A list comprehension should be used to construct a new list, not to process an in-place function or method in a loop. Taking your example, your logic will create a list which looks like:

[None, None, None, ..., None]

The side-effect of the comprehension means that organized values have items appended to them as required. Instead, you can rewrite using a simple for loop:

organized = {d['id']: [] for d in data}

for d in data:
    organized[d['id']].append(d)

Your logic can be made more efficient by not adding keys via an initial iteration.

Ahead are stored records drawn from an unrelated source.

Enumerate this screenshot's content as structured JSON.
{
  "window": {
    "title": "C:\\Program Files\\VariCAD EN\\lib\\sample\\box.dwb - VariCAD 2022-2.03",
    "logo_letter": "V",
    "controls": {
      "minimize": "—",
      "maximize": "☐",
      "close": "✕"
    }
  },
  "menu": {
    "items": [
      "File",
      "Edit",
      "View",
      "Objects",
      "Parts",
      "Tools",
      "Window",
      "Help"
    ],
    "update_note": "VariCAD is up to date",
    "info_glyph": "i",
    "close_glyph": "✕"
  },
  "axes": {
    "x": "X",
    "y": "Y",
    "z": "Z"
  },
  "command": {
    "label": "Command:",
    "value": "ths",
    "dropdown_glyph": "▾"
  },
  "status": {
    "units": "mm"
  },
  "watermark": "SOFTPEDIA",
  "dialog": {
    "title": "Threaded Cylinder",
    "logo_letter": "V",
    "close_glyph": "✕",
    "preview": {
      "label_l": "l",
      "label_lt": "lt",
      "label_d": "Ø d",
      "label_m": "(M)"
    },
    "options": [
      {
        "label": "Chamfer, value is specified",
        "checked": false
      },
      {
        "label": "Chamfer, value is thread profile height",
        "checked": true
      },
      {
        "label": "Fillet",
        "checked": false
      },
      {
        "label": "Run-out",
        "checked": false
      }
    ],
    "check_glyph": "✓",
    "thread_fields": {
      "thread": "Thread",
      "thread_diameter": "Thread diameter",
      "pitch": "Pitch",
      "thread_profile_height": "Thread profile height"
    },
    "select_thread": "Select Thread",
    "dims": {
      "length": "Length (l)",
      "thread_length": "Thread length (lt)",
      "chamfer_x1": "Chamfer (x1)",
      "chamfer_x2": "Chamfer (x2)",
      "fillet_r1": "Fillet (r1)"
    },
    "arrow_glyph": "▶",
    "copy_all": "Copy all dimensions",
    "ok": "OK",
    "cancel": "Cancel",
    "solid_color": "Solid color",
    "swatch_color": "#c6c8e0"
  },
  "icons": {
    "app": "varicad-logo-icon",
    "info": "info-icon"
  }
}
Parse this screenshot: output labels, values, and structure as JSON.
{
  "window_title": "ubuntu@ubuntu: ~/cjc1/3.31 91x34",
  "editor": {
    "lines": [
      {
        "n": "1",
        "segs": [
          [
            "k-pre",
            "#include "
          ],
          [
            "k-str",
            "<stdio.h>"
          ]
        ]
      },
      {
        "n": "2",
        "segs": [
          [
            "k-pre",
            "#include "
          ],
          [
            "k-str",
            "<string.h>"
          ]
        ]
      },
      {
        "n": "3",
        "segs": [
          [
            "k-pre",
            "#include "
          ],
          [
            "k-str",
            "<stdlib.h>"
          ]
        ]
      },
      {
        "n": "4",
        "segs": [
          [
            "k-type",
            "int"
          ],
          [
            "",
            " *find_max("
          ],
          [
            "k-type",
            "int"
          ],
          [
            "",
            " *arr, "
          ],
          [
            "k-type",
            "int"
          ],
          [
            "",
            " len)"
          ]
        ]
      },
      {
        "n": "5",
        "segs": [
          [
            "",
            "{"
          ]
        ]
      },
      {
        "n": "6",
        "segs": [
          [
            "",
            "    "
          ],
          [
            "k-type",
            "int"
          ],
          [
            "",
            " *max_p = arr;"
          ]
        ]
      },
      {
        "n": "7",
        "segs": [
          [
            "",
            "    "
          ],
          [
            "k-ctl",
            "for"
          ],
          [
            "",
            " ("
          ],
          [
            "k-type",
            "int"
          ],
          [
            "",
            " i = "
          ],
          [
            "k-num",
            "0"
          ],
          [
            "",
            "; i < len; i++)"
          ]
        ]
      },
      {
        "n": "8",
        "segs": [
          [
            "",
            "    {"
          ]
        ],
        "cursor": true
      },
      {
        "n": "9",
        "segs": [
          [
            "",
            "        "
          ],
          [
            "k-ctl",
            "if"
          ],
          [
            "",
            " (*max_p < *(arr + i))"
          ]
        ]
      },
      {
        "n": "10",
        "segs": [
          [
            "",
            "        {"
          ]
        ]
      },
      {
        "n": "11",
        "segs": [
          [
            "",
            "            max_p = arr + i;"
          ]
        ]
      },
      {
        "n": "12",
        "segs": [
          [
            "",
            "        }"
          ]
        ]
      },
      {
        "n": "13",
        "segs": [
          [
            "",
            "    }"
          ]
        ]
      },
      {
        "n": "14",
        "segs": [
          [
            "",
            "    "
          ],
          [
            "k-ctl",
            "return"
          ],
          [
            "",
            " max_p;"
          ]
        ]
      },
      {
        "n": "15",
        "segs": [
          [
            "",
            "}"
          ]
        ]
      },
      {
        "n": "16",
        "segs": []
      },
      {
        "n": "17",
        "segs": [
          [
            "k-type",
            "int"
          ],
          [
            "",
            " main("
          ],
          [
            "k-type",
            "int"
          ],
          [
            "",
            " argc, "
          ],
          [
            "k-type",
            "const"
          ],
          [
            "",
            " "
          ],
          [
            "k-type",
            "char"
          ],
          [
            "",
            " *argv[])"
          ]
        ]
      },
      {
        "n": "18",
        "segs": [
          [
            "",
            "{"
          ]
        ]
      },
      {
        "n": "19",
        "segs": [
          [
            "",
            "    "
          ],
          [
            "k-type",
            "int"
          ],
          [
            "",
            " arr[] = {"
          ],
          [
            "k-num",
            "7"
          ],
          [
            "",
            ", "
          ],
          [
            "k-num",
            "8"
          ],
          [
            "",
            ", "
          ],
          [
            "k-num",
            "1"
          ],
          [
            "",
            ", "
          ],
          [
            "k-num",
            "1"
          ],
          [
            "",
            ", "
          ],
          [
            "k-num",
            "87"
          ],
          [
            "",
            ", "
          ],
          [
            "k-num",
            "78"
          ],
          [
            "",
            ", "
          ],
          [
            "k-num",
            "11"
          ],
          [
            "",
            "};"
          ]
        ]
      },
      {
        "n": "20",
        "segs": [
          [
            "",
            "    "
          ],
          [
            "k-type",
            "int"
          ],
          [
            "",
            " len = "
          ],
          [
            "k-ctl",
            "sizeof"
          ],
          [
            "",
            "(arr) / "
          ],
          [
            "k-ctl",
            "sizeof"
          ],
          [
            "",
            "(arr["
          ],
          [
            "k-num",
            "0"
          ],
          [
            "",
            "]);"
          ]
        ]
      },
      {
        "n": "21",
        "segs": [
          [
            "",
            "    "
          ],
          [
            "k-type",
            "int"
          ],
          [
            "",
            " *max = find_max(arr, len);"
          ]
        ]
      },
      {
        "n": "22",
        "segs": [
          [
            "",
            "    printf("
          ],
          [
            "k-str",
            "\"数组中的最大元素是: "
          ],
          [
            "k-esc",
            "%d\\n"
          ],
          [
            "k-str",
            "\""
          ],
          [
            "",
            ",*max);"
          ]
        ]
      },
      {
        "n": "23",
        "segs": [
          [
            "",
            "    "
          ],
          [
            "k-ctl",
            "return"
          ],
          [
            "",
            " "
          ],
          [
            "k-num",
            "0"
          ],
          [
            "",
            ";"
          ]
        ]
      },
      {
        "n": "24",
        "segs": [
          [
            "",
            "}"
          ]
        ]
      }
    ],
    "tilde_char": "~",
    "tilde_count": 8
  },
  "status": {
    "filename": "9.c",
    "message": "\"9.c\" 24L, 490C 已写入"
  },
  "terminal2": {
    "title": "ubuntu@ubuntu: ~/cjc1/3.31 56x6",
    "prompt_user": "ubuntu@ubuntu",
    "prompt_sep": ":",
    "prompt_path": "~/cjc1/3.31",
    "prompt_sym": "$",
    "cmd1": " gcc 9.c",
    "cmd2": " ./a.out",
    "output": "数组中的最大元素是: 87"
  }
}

This common problem is resolved by collections.defaultdict, as in @Austin's solution. This solution gives an empty list for any key which does not exist:

from collections import defaultdict

res = defaultdict(list)

for d in data:
    res[d['i']].append(d)

print(res)

defaultdict(list,
            {1: [{'id': 1, 'name': 'foo'}, {'id': 1, 'name': 'gesiel'}],
             2: [{'id': 2, 'name': 'bar'}]})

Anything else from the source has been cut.